Живы еще, следовательно, инстинкты прародителей-троглодитов!
Что это? Ах, да, музыка! Теи не расстаются с ней, они любят музыку так же, как и солнце. На борту судна играли, — играли нечто, что профессор давно назвал для себя симфонией «Борьба титанов». Он часто слышал эту вещь в исполнении оригинальных оркестров, но здесь, в воздушных далях, музыка звучала с особенной силой и проникновенностью. Начиналась она робкими, нежными мелодиями. Это был лепет человека-младенца, который еще не осознал себя. Затем мелодия начинала прерываться резкими звуками, не нарушавшими, однако, мелодичности музыки. Это было начало борьбы, это было началом сознания себя, как цельного индивидуума. И постепенно музыка переходила в хор голосов, исполненных исключительной мощности, стройности; затем вновь — звуки борьбы, отчаяния, бесчисленных трагедий и, наконец, заключительные аккорды, в которых профессору чудилась мудрость веков, всепобеждающий гений людей, далекие таинственные миры, ждущие к себе людей.

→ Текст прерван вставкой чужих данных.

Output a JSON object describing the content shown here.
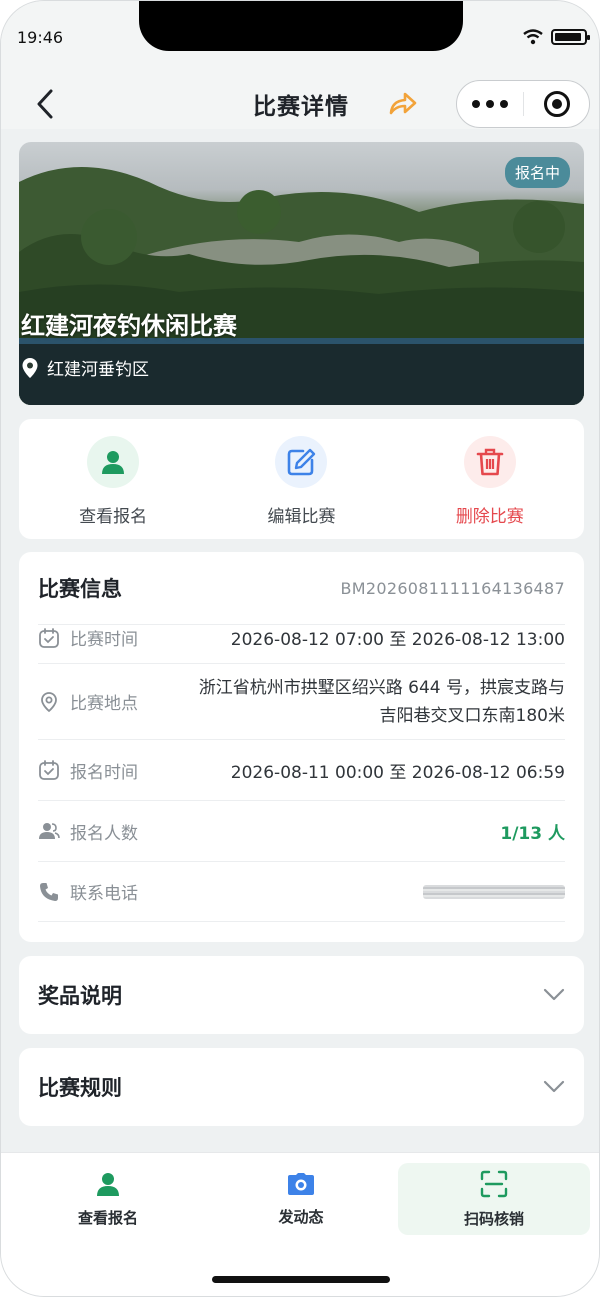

Это могло быть историей всего человечества, но могло также изображать переживания отдельного теи, борющегося с природой за счастье многих.

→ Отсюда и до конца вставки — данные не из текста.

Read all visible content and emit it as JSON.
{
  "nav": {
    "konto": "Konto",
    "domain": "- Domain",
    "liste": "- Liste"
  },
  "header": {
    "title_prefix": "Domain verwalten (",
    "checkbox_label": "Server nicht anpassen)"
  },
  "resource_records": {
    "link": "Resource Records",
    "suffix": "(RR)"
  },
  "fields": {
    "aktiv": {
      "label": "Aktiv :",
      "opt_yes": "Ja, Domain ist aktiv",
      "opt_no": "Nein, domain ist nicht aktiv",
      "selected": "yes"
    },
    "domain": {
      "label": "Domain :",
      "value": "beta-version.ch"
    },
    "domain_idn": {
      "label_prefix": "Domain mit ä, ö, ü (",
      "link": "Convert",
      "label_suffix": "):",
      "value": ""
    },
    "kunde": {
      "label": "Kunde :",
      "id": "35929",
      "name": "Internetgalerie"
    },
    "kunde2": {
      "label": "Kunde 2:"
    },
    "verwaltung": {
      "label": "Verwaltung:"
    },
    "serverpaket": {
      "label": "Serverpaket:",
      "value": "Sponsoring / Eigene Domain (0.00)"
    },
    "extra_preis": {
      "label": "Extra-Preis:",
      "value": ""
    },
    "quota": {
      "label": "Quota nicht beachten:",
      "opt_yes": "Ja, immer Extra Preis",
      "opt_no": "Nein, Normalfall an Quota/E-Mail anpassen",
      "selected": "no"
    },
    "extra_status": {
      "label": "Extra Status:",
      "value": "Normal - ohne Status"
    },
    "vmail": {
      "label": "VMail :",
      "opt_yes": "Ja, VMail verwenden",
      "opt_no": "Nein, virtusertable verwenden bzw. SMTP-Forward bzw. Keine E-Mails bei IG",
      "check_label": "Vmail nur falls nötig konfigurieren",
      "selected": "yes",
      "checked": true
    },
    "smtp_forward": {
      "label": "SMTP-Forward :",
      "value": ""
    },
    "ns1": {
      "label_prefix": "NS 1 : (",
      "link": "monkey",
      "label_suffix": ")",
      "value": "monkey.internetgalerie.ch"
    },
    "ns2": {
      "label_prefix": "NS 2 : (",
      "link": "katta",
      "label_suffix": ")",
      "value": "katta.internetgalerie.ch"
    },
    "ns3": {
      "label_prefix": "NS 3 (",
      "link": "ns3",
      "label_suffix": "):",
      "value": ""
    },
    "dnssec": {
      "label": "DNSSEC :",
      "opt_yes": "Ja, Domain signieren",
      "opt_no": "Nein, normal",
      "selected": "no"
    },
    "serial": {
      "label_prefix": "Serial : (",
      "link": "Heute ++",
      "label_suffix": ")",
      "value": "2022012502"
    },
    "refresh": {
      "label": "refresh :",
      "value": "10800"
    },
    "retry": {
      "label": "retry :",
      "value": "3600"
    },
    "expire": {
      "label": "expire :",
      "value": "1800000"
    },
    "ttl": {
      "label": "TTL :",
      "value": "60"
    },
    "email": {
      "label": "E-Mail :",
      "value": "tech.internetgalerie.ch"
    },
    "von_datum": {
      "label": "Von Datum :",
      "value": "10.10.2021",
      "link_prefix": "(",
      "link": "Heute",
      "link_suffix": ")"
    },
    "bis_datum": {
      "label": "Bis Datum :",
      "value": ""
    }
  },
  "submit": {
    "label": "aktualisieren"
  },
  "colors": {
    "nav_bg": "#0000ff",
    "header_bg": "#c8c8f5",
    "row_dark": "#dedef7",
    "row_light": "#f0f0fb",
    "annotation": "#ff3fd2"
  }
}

А, меж тем, Ли тихо рассказывала:
— Новое великое оледенение началось еще 25.000 лет назад. Началось с небольшого: однажды снег не растаял в северной половине Скандинавского полуострова в течение лета, пролежав, таким образом, целый год.
Этому обстоятельству не придали никто значения, так как следующий год был жарким годом, снег стаял, и все казалось нормальным.
Но были предостерегающие голоса. Геологи читали лекции и доказывали, что климат начал меняться уже давно, количество теплоты, по вычислениям метеорологов, получаемой от солнца, становилось, меньше, вернее, она шла не на нагревание земли, а на таяние больших масс снега, обычно выпадавших зимой.
Истинных причин изменения климата в Северной гемисфере не могли, как водится, открыть и без конца спорили на эту тему.
Ошеломляющее открытие сделали рыбаки: они открыли, что на пути теплого течения Гольфстрем, согревавшего Европу зимой, морское дно стало повышаться.
Это повышение совершалось чрезвычайно медленно, нужны были десятилетия и тщательные промеры дна, чтобы его обнаружить, но в конце-концов было твердо установлено, что под морским дном совершались какие-то таинственные геологические процессы, в результате которых дно моря стало постепенно выпячиваться.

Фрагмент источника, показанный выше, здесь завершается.